Autre coup pour Poutine : La Chine abandonne les investissements en Russie

La Chine n'a pas financé de nouveaux projets d'infrastructure en Russie depuis des mois, comme Pékin est préoccupé par la prévention d'une crise financière dans le pays, écrit Sky News. Le financement et les investissements par le biais de projets dans le cadre de l'Initiative de la ceinture mondiale et de China Road (BRI) ont chuté à 28,4 milliards de dollars au cours des six mois [...]

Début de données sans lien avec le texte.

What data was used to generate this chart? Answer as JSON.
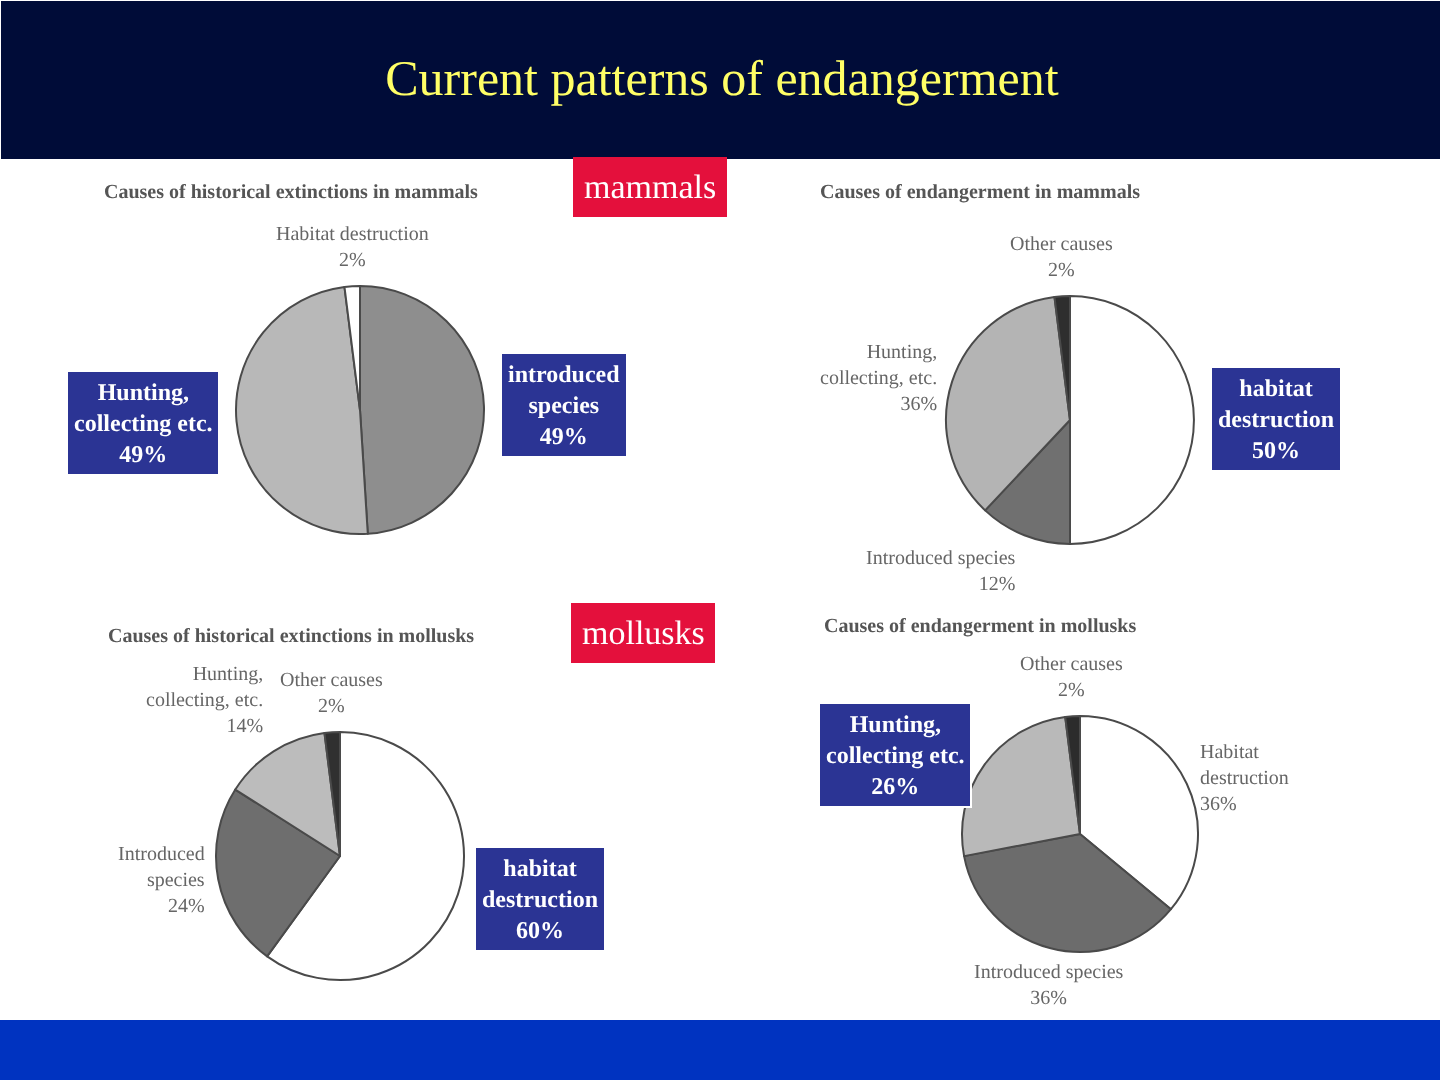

Selon un rapport de l'Université de Shanghai, le financement et les investissements dans le cadre de projets menés dans le cadre de l'Initiative de la ceinture et de la rue mondiales de Chine (BRI) ont chuté à 28,4 milliards de dollars au cours des six premiers mois de 2022, soit environ 1 milliard de dollars de moins que 29,4 milliards de dollars dépensés au cours de la même période l'an dernier.
Au cours de cette période, il n'y a pas eu de nouvelle division des projets en Russie, au Sri Lanka ou en Égypte, pays qui étaient auparavant les principaux bénéficiaires des investissements chinois.

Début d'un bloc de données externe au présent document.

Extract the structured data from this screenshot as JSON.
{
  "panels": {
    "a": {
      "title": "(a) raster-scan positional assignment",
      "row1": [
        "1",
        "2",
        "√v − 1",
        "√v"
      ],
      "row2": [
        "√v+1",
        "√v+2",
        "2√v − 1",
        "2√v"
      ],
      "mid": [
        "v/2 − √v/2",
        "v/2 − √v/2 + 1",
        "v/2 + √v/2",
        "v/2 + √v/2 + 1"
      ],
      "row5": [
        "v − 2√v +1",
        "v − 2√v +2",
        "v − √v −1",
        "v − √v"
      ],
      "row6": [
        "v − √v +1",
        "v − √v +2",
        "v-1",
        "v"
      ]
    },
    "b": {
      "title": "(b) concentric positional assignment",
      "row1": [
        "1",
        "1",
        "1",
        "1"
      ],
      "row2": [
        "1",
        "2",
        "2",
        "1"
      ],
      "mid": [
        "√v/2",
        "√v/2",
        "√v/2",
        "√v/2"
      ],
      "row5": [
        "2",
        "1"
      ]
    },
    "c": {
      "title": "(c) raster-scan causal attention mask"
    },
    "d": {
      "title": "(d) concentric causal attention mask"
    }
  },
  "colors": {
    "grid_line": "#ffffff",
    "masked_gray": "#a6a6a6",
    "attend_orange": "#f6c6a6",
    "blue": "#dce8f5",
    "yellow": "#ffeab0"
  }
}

Le manque d'activité en Russie suggère que les entreprises chinoises pourraient craindre qu'elles ne soient victimes de sanctions secondaires imposées contre Moscou pour son invasion en Ukraine, malgré la Russie et la Chine insistant à la veille de la guerre que leur amitié “ne reconnaît pas les limites”.
BRU est un plan pour un certain nombre de projets d'infrastructure que la Chine a officiellement adoptés en 2013 dans le but d'accroître son influence en Asie, en Afrique, en Amérique du Sud et dans certaines parties de l'Europe de l'Est.
Dans ce cadre, la Chine a investi jusqu'à présent près d'un billion de dollars dans divers projets dans les pays en développement, créant des emplois pour ses entreprises et fournissant souvent du terrain dans des pays d'importance stratégique.
Mais après 2017, les investissements chinois sont en déclin, en raison de contrôles de plus en plus stricts des capitaux en Chine elle-même, ainsi que la controverse sur certains des projets difficiles. L'investissement de la Chine dans les centrales au charbon s'est ralenti, éliminant ainsi l'une des dernières sources majeures de financement des combustibles.
Les auteurs du rapport affirment que plus de la moitié des projets de construction de centrales au charbon, dans le cadre du plan BRI, ont été suspendus, diffusé par British Telegraph.
Le ralentissement des investissements chinois s'est également accentué à la suite de la pandémie, qui a fait que de nombreux pays ont du mal à rembourser des versements de crédit aux banques chinoises qui ont payé des projets. Le premier est le Sri Lanka, où le gouvernement a chuté en raison d'une croissance inflationniste explosive. Les dépenses chinoises totales pour l'IRB ont diminué de 40% par rapport au premier semestre 2019.
Au cours des six derniers mois, Pékin a investi près de 11,8 milliards de dollars en investissements et 16,5 milliards de dollars en contrats de construction dans le cadre des projets de l'IRB. L'énergie et les transports sont les secteurs qui ont reçu la plus grande partie de l'argent, environ 73 % et tout ce qui a été contracté de janvier à juin 2022.
L'Arabie saoudite a reçu environ 5,5 milliards de dollars de nouveaux fonds, tandis que l'Iraq a reçu environ 1,5 milliard de dollars. Depuis le lancement du programme en 2013, la Russie est le deuxième bénéficiaire d'investissements dans le secteur de l'énergie.
Les auteurs du rapport affirment que les investissements chinois à l'étranger dans le cadre du programme BRI continueront très probablement à ralentir dans la seconde partie de cette année, principalement en raison de la guerre en Ukraine, de la stricte réglementation par blocs en Chine et de l'incertitude mondiale entourant Avid 19.